One thing to keep in mind about Knock Out rose bushes is that they are very quick growing rose bushes typically. They need to be kept watered and fed pretty regularly to ensure their best possible performance of both growth and bloom production. A common question with these roses is, “Do I need to prune Knock Out roses?” The short answer is that you don’t need to, but they will perform better if you do some pruning. Let’s look at what goes into pruning Knock Out roses.
Pruning Tips for Knock Out Roses
When it comes to pruning Knock Out rose bushes, I recommend the best time to prune Knock Out roses is in the early spring just as with any other rose bushes. Prune out the broken canes from the winter snows or wind whipping of the bushes. Prune out all dead canes and prune the overall bush back by about one-third of its overall height. While doing this pruning, be sure to keep an eye on the finished shape of the bush desired. This pruning in the early spring will help to bring on the strong growth and bloom production desired.

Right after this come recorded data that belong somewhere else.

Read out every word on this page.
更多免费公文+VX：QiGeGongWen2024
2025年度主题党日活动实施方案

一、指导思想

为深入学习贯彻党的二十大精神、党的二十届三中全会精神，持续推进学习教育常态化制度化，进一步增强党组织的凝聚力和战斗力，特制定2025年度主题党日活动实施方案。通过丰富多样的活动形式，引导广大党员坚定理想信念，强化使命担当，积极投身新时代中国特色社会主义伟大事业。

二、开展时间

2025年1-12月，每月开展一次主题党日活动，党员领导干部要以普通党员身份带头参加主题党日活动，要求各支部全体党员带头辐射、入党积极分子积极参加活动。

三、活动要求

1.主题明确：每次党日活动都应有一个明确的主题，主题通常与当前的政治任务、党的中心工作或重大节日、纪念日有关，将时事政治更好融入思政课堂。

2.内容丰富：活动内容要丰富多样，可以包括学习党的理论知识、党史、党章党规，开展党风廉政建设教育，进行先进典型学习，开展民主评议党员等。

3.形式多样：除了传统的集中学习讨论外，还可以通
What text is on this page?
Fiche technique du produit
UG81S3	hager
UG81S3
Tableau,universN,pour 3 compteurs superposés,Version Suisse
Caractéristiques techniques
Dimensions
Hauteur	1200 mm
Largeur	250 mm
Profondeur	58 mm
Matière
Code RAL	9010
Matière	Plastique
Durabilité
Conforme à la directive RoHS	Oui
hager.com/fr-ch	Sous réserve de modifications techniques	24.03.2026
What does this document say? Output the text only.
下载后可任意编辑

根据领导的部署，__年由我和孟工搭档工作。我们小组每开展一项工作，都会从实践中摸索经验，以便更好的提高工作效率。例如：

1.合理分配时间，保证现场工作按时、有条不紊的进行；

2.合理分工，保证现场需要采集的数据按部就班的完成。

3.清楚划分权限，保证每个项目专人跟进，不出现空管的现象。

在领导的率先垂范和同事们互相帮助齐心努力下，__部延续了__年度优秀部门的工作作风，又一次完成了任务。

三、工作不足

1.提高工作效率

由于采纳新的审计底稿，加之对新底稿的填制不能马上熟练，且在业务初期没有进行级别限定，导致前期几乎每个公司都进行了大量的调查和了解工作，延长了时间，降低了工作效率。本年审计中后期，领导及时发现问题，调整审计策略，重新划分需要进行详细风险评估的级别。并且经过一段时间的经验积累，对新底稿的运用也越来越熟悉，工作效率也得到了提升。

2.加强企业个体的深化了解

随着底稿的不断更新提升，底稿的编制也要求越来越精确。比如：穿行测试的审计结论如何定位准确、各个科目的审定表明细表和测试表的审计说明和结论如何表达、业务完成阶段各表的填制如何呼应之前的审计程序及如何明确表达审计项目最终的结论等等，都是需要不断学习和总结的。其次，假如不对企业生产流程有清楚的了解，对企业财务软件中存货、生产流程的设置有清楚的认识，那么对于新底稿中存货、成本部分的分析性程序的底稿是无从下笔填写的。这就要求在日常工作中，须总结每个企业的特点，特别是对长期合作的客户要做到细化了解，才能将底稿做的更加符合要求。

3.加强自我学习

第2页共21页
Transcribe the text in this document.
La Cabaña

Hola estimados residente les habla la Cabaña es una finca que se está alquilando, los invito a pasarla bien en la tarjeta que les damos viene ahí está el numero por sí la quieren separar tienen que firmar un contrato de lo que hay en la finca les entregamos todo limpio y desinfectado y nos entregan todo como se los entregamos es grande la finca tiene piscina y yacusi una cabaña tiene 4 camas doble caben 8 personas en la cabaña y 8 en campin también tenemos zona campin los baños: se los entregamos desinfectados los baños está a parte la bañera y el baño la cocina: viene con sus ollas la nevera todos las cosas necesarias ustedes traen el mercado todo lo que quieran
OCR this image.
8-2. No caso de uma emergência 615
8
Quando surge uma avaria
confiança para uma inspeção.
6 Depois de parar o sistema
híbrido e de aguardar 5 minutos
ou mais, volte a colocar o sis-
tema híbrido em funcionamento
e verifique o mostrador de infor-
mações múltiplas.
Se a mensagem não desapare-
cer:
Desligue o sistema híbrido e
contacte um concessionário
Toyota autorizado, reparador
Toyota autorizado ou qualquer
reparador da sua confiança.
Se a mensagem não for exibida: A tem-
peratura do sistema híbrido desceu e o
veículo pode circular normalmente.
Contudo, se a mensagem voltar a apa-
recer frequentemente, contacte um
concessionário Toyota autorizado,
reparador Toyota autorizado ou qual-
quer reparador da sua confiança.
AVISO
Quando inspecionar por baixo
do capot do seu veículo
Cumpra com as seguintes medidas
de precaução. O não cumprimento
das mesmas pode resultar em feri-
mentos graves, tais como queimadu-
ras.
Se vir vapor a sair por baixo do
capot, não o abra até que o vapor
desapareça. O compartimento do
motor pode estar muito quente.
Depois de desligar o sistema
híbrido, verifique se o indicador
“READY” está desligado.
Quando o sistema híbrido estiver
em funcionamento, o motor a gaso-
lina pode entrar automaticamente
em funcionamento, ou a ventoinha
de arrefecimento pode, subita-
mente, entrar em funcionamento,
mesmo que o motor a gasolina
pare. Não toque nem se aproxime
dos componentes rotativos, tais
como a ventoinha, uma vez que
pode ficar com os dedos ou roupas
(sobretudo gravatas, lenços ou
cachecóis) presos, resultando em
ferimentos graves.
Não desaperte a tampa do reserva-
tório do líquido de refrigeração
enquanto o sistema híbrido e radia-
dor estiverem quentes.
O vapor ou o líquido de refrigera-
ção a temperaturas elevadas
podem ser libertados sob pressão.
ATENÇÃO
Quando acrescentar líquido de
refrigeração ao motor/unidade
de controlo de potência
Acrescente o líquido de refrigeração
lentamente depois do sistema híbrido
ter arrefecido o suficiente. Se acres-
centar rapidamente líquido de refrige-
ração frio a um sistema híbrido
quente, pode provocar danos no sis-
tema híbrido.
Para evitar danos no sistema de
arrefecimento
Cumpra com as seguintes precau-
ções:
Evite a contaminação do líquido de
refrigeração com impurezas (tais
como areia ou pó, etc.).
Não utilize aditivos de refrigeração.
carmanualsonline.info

Deadheading, or the removal of the old spent blooms, is not really needed with Knock Out rose bushes to keep them blooming. However, doing some deadheading on an occasional basis does help not only stimulate the new clusters of blooms but also overall rose bush growth. By occasional deadheading, I mean that they do not need deadheading near as often as the hybrid tea or floribunda rose bushes will. Timing the deadheading just right to get a grand display of blooms in time for a special event is something to be learned for each individual climate. Doing the deadheading about a month prior to a special event may put the bloom cycle in line with the event timing, again this is something to be learned for your particular area. The occasional deadheading pruning will indeed improve their overall performance in growth and bloom production.
If your Knock Out rose bushes are not performing as well as hoped for, it may well be that the frequency of watering and feeding needs to be increased. Your cycle of watering and feeding could use an adjustment of doing so four or five days earlier than you had been. Make changes to your cycle slowly, as big and drastic changes can also bring undesirable changes to the rose bushes performance. If you do currently deadhead occasionally or not at all, you may want to start doing the occasional deadheading or changing your cycle by a week or so sooner.
It really is all a learning process to see what cycle of care brings the best out of not only your Knock Out rose bushes, but all of your rose bushes. I recommend keeping a little garden journal for keeping track of what was done and when. Just a place to jot down a few notes; it really takes little time and goes a long long way towards helping us learn the best timing for our cycle of rose and garden care.